Justices Enjoy Free Time While Others Serve Hard Time

After the Supreme Court hears its last oral arguments of the Term this week, it will have heard argument in 70 cases.  Compare that to the number of cases the Court used to hear.  According to one article, “From 1971 through 1988, the United States Supreme Court was hearing and deciding an average of 147 cases each Term.”   If that makes you think the current Supreme Court Justices have some time on their hands, you wouldn’t be the only one.  At his confirmation hearing in 2005, then-Judge John Roberts stated that he thought “there’s room for the court to take more cases.”  As he explained it, the Court was then hearing “about half the number of cases [it] did 25 years ago,” and it “could contribute more to the clarity and uniformity of the law by taking more cases.”

You might think then that the Court would be eager to take a case that would give it the opportunity to reconsider a fractured, internally contradictory decision from forty years ago, particularly one that is inconsistent, in both methodology and outcome, with the Court’s current cases.  But apparently you’d be wrong.  This morning, the Court denied review in Jackson v. Louisiana, a case presenting the question whether non-unanimous jury verdicts violate the Sixth Amendment of the U.S. Constitution as it applies to the states.  The last time the Supreme Court considered this question, in Apodaca v. Oregon, it held that such verdicts don’t violate the Constitution, even though no five justices could agree as to why.  (In fact, five justices concluded that the Sixth Amendment does require a unanimous verdict to convict, and eight justices concluded that the Sixth Amendment applies to criminal convictions in state courts.  For more on how that line-up resulted in non-unanimous jury verdicts being allowed in the states, see here.)

Since the Court decided Apodaca, it has repeatedly repudiated both the reasoning and the outcome of that case.  In Apodaca, the Court rejected the relevance of the Sixth Amendment’s history.  The Roberts Court, by contrast, has said we must look to history to determine the Sixth Amendment’s meaning.  And in Apodaca, the swing vote held that the Sixth Amendment does not apply to the states in the same way it applies to the federal government.  Again, the Roberts Court has soundly rejected that proposition.  Indeed, just four years ago, the Court even described Apodaca as an outlier case, resulting from “an unusual division among the Justices.”  And if all that were not enough, the Roberts Court has been even more explicit in disagreeing with Apodaca’s conclusion, noting repeatedly that ““that the ‘truth of every accusation’ against a defendant ‘should afterwards be confirmed by the unanimous suffrage of twelve of his equals and neighbors.’”  Yet because that case remains on the books, Louisiana and Oregon continue to allow defendants to be convicted and sentenced to life in prison based on non-unanimous jury verdicts.

Jackson would thus seem like an obvious case for the Court to take:  it could correct the injustice of criminal convictions that the Court has recognized are unconstitutional and restore coherence to its Sixth and Fourteenth Amendment jurisprudence all at the same time.  Yet the Court has repeatedly refused to hear a case presenting the issue.  Indeed, in the case denied today, the Court did not even bother to request that Louisiana respond to the cert. petition.  The effect of the Court’s refusal to review his case means that the petitioner, Mr.
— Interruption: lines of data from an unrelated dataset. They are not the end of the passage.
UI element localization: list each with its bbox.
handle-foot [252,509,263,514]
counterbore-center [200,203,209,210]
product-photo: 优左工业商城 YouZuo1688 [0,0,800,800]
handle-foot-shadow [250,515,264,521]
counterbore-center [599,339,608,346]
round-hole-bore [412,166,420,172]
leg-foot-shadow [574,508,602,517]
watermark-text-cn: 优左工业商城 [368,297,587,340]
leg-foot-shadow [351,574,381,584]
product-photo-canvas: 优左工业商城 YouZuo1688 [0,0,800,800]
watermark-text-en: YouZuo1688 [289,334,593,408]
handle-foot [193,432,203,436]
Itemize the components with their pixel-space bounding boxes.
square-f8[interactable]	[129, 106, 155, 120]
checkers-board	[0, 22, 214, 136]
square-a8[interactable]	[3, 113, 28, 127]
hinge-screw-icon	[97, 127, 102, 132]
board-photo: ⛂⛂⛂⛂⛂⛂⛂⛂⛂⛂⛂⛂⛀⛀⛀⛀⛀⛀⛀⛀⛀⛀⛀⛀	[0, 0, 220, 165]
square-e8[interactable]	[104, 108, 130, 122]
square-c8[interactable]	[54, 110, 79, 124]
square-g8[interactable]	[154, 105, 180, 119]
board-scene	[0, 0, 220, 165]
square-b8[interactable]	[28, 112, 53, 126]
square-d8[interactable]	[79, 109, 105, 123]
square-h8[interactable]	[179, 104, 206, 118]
Ortiz Jackson, will remain in prison for the rest of his life, even though two jurors who heard his case were not convinced that he was guilty.  If the Court were truly hearing as many cases as it could, its failure to take this case might simply be tragic.  But given that it so easily could have taken the case, this failure is not only tragic, it’s inexplicable. 

In two months, the Supreme Court’s Term will be ending, and the justices will be leaving town for the summer.  As then-attorney John Roberts once joked, “It is true that only Supreme Court justices and schoolchildren are expected to and do take the entire summer off.”  On their summer vacation, the justices will likely head to places like Austria and Italy and Malta, as they have in the past.  While the justices are enjoying their free time, others—like Ortiz Jackson— will be doing hard time, based on non-unanimous jury verdicts that the Court has acknowledged are unconstitutional.  Maybe someday the members of the Court will decide to correct this wrong.  They obviously have the time to do so.